Bouteflika, a veteran of Algeria’s war for independence, had ruled the North African nation for two decades. He resigned in April 2019 after nationwide street demonstrations rejecting his plan to seek a fifth term in office.

He had rarely been seen in public, even before his departure, after suffering a stroke in 2013.

After Bouteflika’s resignation, in an attempt to end the protests demanding political and economic reform, Algerian officials launched unprecedented investigations into corruption.

The probes led to the imprisonment of several senior officials, including Bouteflika’s powerful brother and advisor Saïd.

Saïd Bouteflika is in jail serving a 15-year sentence on a range of charges, including plotting against the state.

Place on the world stage

After Algeria’s independence from France in 1962, Abdelaziz Bouteflika became Algeria’s first minister of youth and sports and then, within a year and at the age of 26, foreign minister.

He was an influential figure in the Non-Aligned Movement, which gave a global voice to the emerging nations of Africa, Asia and Latin America.

As president of the UN General Assembly in 1974, Bouteflika invited the former Palestinian leader Yasser Arafat to address the United Nations, a historic step towards international recognition of the Palestinian cause.

He also demanded that China be given a seat on the UN Security Council and was loudly critical of apartheid rule in South Africa.

He championed post-colonial states, challenged what he saw as the hegemony of the United States and helped turn his country into a seedbed of 1960s idealism.

He welcomed Che Guevara to Algiers, and the young Nelson Mandela got his first training in Algeria. The Black Panther Eldridge Cleaver was given refuge in Algeria while on the run from the US police.

Negotiating the peace

In the early 1980s Bouteflika went into exile after the death of President Houari Boumédiène and settled in Dubai, where he became an advisor to a member of the emirate’s ruling family.

He returned home in the 1990s, when Algeria was ravaged by a war between the army and armed Islamist militants which killed at least 200,000 people.

Elected president in 1999, he negotiated a truce with the Islamists and launched a national reconciliation process that allowed the country to restore peace.

Bouteflika joined the independence war against France at the age of 19 as a protégé of the then Commander Boumédiène, chief of staff of the Algerian border army.

On independence in 1962, Bouteflika became minister of youth and tourism in the government of President Ahmed Ben Bella at the age of 25. His appointment as foreign minister the following year made him the youngest in the world. That record still stands.
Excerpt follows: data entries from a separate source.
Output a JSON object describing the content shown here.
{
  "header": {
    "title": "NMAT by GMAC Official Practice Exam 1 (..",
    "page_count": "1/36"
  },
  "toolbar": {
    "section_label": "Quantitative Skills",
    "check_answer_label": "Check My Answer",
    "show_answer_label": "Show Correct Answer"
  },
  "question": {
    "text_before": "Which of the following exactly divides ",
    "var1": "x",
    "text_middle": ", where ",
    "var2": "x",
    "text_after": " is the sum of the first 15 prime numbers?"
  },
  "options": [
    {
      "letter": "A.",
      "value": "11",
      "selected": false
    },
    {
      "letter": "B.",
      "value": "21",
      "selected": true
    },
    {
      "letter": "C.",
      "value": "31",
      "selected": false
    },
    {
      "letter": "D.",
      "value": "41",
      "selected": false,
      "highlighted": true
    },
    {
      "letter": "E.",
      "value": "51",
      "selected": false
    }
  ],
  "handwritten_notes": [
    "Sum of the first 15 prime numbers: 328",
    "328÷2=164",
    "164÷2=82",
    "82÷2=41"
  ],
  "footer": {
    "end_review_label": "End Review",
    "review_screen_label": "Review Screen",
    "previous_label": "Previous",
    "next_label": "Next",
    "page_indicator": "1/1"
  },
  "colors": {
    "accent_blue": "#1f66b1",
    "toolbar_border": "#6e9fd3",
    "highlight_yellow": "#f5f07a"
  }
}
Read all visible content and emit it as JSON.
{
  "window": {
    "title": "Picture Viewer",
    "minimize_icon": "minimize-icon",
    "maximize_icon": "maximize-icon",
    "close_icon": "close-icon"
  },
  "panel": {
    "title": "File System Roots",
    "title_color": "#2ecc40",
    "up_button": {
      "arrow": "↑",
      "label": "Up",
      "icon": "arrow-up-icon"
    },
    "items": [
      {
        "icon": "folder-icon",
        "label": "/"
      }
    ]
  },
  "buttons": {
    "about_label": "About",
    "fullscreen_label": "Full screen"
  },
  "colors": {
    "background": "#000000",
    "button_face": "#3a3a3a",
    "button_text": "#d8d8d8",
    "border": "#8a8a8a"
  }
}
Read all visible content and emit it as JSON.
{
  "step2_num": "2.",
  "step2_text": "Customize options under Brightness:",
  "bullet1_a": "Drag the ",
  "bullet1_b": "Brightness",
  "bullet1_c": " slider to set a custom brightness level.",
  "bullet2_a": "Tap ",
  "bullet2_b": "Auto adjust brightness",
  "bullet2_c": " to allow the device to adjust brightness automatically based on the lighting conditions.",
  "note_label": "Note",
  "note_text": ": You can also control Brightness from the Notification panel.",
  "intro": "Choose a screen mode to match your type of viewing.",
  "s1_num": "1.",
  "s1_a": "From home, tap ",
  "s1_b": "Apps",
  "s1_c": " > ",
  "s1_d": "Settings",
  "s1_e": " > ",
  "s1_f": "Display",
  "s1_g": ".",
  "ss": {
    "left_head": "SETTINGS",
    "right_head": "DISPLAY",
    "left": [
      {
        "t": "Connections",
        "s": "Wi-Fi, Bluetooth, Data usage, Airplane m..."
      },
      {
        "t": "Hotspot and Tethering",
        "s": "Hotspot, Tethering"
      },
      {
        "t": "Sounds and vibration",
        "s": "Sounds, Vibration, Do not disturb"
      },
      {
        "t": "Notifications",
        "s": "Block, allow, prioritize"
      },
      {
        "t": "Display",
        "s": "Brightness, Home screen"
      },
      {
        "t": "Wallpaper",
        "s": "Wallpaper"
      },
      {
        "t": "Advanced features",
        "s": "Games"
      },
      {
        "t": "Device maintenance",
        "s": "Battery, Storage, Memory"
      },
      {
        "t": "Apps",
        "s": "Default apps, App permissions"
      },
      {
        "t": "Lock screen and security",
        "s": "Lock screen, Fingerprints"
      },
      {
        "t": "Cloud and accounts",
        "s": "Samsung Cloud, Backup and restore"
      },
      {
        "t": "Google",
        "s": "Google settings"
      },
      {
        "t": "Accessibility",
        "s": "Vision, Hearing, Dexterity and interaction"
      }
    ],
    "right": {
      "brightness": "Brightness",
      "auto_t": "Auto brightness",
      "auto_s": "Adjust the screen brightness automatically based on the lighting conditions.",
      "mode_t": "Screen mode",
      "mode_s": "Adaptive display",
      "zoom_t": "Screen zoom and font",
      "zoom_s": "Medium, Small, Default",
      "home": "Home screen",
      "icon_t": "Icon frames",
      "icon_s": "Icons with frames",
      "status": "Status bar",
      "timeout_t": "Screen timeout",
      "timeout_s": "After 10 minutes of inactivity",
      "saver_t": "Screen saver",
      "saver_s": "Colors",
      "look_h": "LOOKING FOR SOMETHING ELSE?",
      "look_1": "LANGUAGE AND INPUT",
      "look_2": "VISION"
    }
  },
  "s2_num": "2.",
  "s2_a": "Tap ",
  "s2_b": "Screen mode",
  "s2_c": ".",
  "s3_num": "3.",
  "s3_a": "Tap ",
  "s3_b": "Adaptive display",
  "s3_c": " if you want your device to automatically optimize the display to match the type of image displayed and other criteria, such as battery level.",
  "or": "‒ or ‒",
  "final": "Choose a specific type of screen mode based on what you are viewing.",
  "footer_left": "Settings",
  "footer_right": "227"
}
His rise continued after Boumédiène seized power and became president in 1965.

Little is known about Bouteflika’s private life. Official records mention no wife, though some accounts say a marriage took place in 1990. For years he lived with his mother, Mansouriah, in an apartment in Algiers, where she used to prepare his meals.

He used the revenue from oil and gas to soothe internal discontent, and the state he ruled became more peaceful and prosperous, allowing it to sidestep, for a while, the Arab Spring unrest that toppled leaders across North Africa in 2011.

But corruption flourished and Algerians were increasingly angered by the country’s political and economic torpor. This fuelled the mass protests which finally brought Bouteflika’s presidency to an end.